Hi, Pat and Todd. Thanks for taking the question. And apologies if this has been covered already. But on balance, could you give us an update on how you're thinking about development for the product? And with more competition coming potentially in 2025, just remind us how you're thinking about differentiation of your system, especially as maybe more spine procedures are starting to move towards the ASC? Thanks for taking the question.
Thank you, Drew. I am very excited about the developments happening with Valence. We are gaining experience as it's being utilized, which aligns with our expectations. Utilization is set to grow. The year 2024 will focus on evaluation and verification as it will be used in a conventional manner, similar to other robots, mainly for placing screws. The 2025 launch will be a confirmed tool that effectively integrates into our workflow, particularly in PTP. The integration of neurophysiology with navigation will be remarkable, ensuring that we can identify the bones, nerves, and the health of the nerves—all essential aspects. One of the advantages of PTP is that we have control over both the front and back of the spine, which allows us to navigate and manipulate both simultaneously. You will start seeing this in 2025, presenting a unique opportunity for us to navigate multiple elements at once in the coming years.

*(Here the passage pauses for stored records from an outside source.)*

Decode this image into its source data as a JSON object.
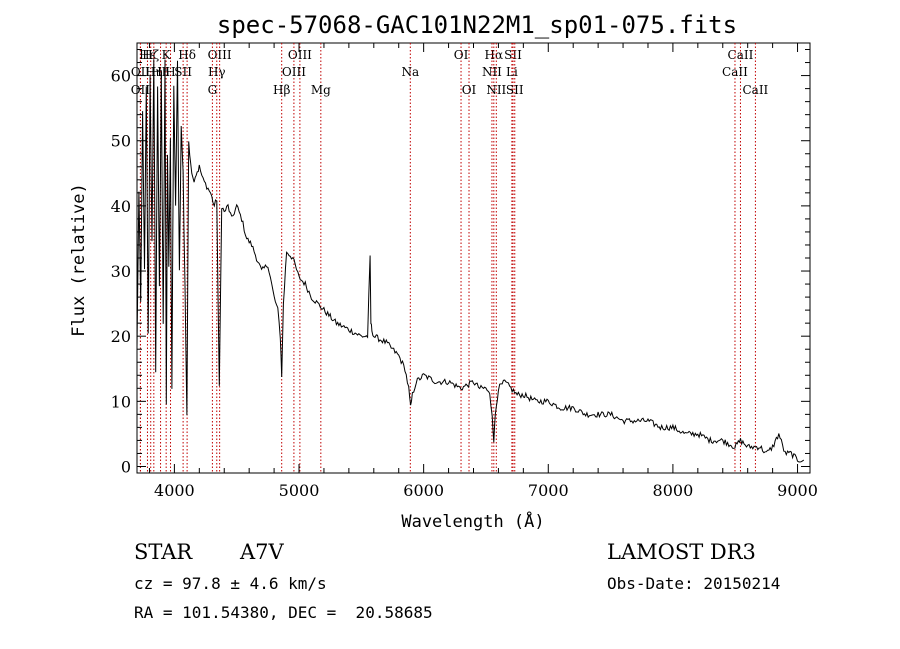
{
  "chart_data": {
    "type": "line",
    "title": "spec-57068-GAC101N22M1_sp01-075.fits",
    "xlabel": "Wavelength (Å)",
    "ylabel": "Flux (relative)",
    "xlim": [
      3700,
      9100
    ],
    "ylim": [
      -1,
      65
    ],
    "xticks": [
      4000,
      5000,
      6000,
      7000,
      8000,
      9000
    ],
    "yticks": [
      0,
      10,
      20,
      30,
      40,
      50,
      60
    ],
    "grid": false,
    "series": [
      {
        "name": "flux",
        "x": [
          3700,
          3715,
          3730,
          3745,
          3760,
          3775,
          3790,
          3805,
          3820,
          3835,
          3850,
          3865,
          3880,
          3895,
          3910,
          3925,
          3935,
          3945,
          3955,
          3968,
          3980,
          3995,
          4010,
          4025,
          4040,
          4055,
          4070,
          4085,
          4100,
          4115,
          4130,
          4150,
          4175,
          4200,
          4230,
          4260,
          4290,
          4320,
          4340,
          4360,
          4380,
          4400,
          4430,
          4460,
          4500,
          4540,
          4580,
          4620,
          4660,
          4700,
          4750,
          4800,
          4830,
          4850,
          4861,
          4875,
          4900,
          4950,
          5000,
          5050,
          5100,
          5150,
          5200,
          5300,
          5400,
          5500,
          5550,
          5570,
          5577,
          5585,
          5600,
          5700,
          5800,
          5850,
          5880,
          5895,
          5910,
          5940,
          6000,
          6100,
          6200,
          6300,
          6400,
          6450,
          6500,
          6530,
          6550,
          6563,
          6575,
          6600,
          6650,
          6700,
          6750,
          6800,
          6900,
          7000,
          7100,
          7200,
          7300,
          7400,
          7500,
          7600,
          7700,
          7800,
          7900,
          8000,
          8100,
          8200,
          8300,
          8400,
          8498,
          8542,
          8600,
          8662,
          8700,
          8750,
          8800,
          8850,
          8900,
          8950,
          9000,
          9050
        ],
        "values": [
          18,
          42,
          25,
          55,
          30,
          58,
          20,
          60,
          35,
          62,
          15,
          58,
          28,
          60,
          22,
          62,
          10,
          48,
          30,
          50,
          12,
          58,
          40,
          62,
          30,
          52,
          45,
          28,
          8,
          50,
          47,
          44,
          45,
          46,
          44,
          43,
          42,
          40,
          41,
          12,
          40,
          39,
          40,
          38,
          40,
          38,
          35,
          34,
          32,
          30,
          31,
          26,
          24,
          20,
          14,
          25,
          33,
          32,
          29,
          28,
          26,
          25,
          24,
          22,
          21,
          20,
          20,
          32,
          22,
          21,
          20,
          19,
          17,
          15,
          12,
          9,
          11,
          13,
          14,
          13,
          13,
          12,
          13,
          12,
          12,
          11,
          8,
          4,
          8,
          12,
          13,
          12,
          11,
          11,
          10,
          10,
          9,
          9,
          8,
          8,
          8,
          7,
          7,
          7,
          6,
          6,
          5,
          5,
          4,
          4,
          3,
          4,
          3,
          3,
          3,
          2,
          3,
          5,
          2,
          2,
          1,
          1
        ]
      }
    ],
    "line_markers": [
      {
        "label": "Hε",
        "x": 3784,
        "row": 0
      },
      {
        "label": "Hζ",
        "x": 3810,
        "row": 0
      },
      {
        "label": "K",
        "x": 3934,
        "row": 0
      },
      {
        "label": "Hδ",
        "x": 4102,
        "row": 0
      },
      {
        "label": "OII",
        "x": 3728,
        "row": 1
      },
      {
        "label": "Hη",
        "x": 3835,
        "row": 1
      },
      {
        "label": "Hh",
        "x": 3889,
        "row": 1
      },
      {
        "label": "H",
        "x": 3969,
        "row": 1
      },
      {
        "label": "SII",
        "x": 4070,
        "row": 1
      },
      {
        "label": "OIII",
        "x": 4363,
        "row": 0
      },
      {
        "label": "Hγ",
        "x": 4340,
        "row": 1
      },
      {
        "label": "G",
        "x": 4305,
        "row": 2
      },
      {
        "label": "OII",
        "x": 3727,
        "row": 2
      },
      {
        "label": "Hβ",
        "x": 4861,
        "row": 2
      },
      {
        "label": "OIII",
        "x": 5007,
        "row": 0
      },
      {
        "label": "OIII",
        "x": 4959,
        "row": 1
      },
      {
        "label": "Mg",
        "x": 5175,
        "row": 2
      },
      {
        "label": "Na",
        "x": 5893,
        "row": 1
      },
      {
        "label": "OI",
        "x": 6300,
        "row": 0
      },
      {
        "label": "OI",
        "x": 6364,
        "row": 2
      },
      {
        "label": "Hα",
        "x": 6563,
        "row": 0
      },
      {
        "label": "NII",
        "x": 6548,
        "row": 1
      },
      {
        "label": "NII",
        "x": 6583,
        "row": 2
      },
      {
        "label": "SII",
        "x": 6717,
        "row": 0
      },
      {
        "label": "Li",
        "x": 6708,
        "row": 1
      },
      {
        "label": "SII",
        "x": 6731,
        "row": 2
      },
      {
        "label": "CaII",
        "x": 8542,
        "row": 0
      },
      {
        "label": "CaII",
        "x": 8498,
        "row": 1
      },
      {
        "label": "CaII",
        "x": 8662,
        "row": 2
      }
    ]
  },
  "info": {
    "object_class": "STAR",
    "subclass": "A7V",
    "survey": "LAMOST DR3",
    "cz": "cz = 97.8 ± 4.6 km/s",
    "obs_date": "Obs-Date: 20150214",
    "coords": "RA = 101.54380, DEC =  20.58685"
  }
}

Regarding Ambulatory Surgery Centers (ASCs), it's important to note that many are surgeon-owned, and I have rarely encountered surgeons eager to invest in expensive capital. Therefore, we've designed a system that facilitates the use of navigation robotics in a procedural manner. Bringing everything to the service site is manageable for us, as our focus is solely on the success of the procedure and the elements needed for predictability. Our excitement about ASCs remains high since our products require minimal space, allowing us to perform critical surgeries effectively in an environment with limited enthusiasm for capital investment. This reflects our current strategic perspective.

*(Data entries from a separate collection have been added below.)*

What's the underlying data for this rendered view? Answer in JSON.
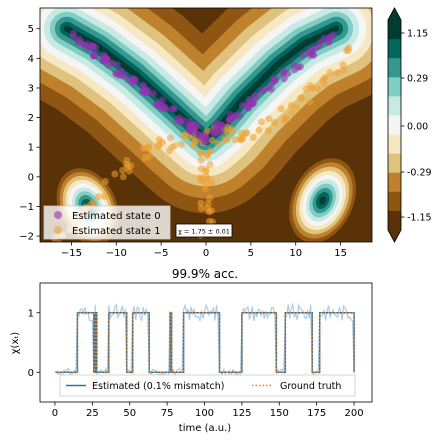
{
  "colors": {
    "state0": "#9b30b5",
    "state1": "#f0a030",
    "estimated": "#1f77b4",
    "truth": "#ff7f0e",
    "raw": "#aecbe8",
    "colormap": [
      "#5a3207",
      "#8e5612",
      "#bf812c",
      "#dfc27d",
      "#f6e8c3",
      "#f5f5f5",
      "#c7eae5",
      "#80cdc1",
      "#35978f",
      "#01665e",
      "#003c30"
    ]
  },
  "chart_data": [
    {
      "type": "contour-scatter",
      "xlim": [
        -18.5,
        18.5
      ],
      "ylim": [
        -2.2,
        5.7
      ],
      "x_ticks": [
        -15,
        -10,
        -5,
        0,
        5,
        10,
        15
      ],
      "y_ticks": [
        -2,
        -1,
        0,
        1,
        2,
        3,
        4,
        5
      ],
      "x_tick_labels": [
        "−15",
        "−10",
        "−5",
        "0",
        "5",
        "10",
        "15"
      ],
      "y_tick_labels": [
        "−2",
        "−1",
        "0",
        "1",
        "2",
        "3",
        "4",
        "5"
      ],
      "colorbar_ticks": [
        1.15,
        0.29,
        0.0,
        -0.29,
        -1.15
      ],
      "colorbar_labels": [
        "1.15",
        "0.29",
        "0.00",
        "-0.29",
        "-1.15"
      ],
      "legend": [
        "Estimated state 0",
        "Estimated state 1"
      ],
      "legend_position": "lower-left",
      "annotation": "χ = 1.75 ± 0.01",
      "title": "99.9% acc."
    },
    {
      "type": "line",
      "xlabel": "time (a.u.)",
      "ylabel": "χ(xₜ)",
      "xlim": [
        -10,
        212
      ],
      "ylim": [
        -0.5,
        1.5
      ],
      "x_ticks": [
        0,
        25,
        50,
        75,
        100,
        125,
        150,
        175,
        200
      ],
      "y_ticks": [
        0,
        1
      ],
      "legend_position": "lower-center",
      "series": [
        {
          "name": "Estimated (0.1% mismatch)",
          "step_intervals": [
            [
              15,
              26
            ],
            [
              27,
              28
            ],
            [
              36,
              48
            ],
            [
              52,
              63
            ],
            [
              77,
              78
            ],
            [
              86,
              110
            ],
            [
              125,
              148
            ],
            [
              154,
              172
            ],
            [
              177,
              200
            ]
          ]
        },
        {
          "name": "Ground truth",
          "step_intervals": [
            [
              15,
              26
            ],
            [
              27,
              28
            ],
            [
              36,
              48
            ],
            [
              52,
              63
            ],
            [
              77,
              78
            ],
            [
              86,
              110
            ],
            [
              125,
              148
            ],
            [
              154,
              172
            ],
            [
              177,
              200
            ]
          ]
        }
      ]
    }
  ]
}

Got it. And maybe just one more. I don't think this was discussed, but can you talk to us about your thoughts on competitive rep hiring in your 2024 guidance and what role it might play in any additional hires you made or will make beyond 2023? Lastly, could you remind us of your sales force headcount for year-end?
Drew, this is Todd. As we outlined our guidance for 2024, we considered the organization we would have at the end of the year and our run rate. This led us to reflect on our exit rate for 2023, which informed our 2024 expectations. Our guidance is a reflection of the fundamental aspects of our business and the organization we have established. As you know, our current efforts often influence revenue 12 to 18 months into the future. We believe that as we onboard more competitive sales representatives and if the business performs better than anticipated, that could create potential upside to our guidance. However, we are focused on setting guidance that we believe is attainable, with a reasonable chance to exceed it. The opportunity to exceed expectations would likely come from volume and the core business, as well as the additional representatives brought on throughout the year. In terms of our total sales force, we're looking at low to mid-300s. So that's essentially where we stand.
There are no further questions at this time. Mr. Miles, I'll turn the call back over to you.
Thanks very much, Debra. And really just thanks, everybody, for your interest in ATEC. We are in this for the long haul, clearly, and we can't be more excited about the momentum that was created in a great year in 2023. Thank you very much.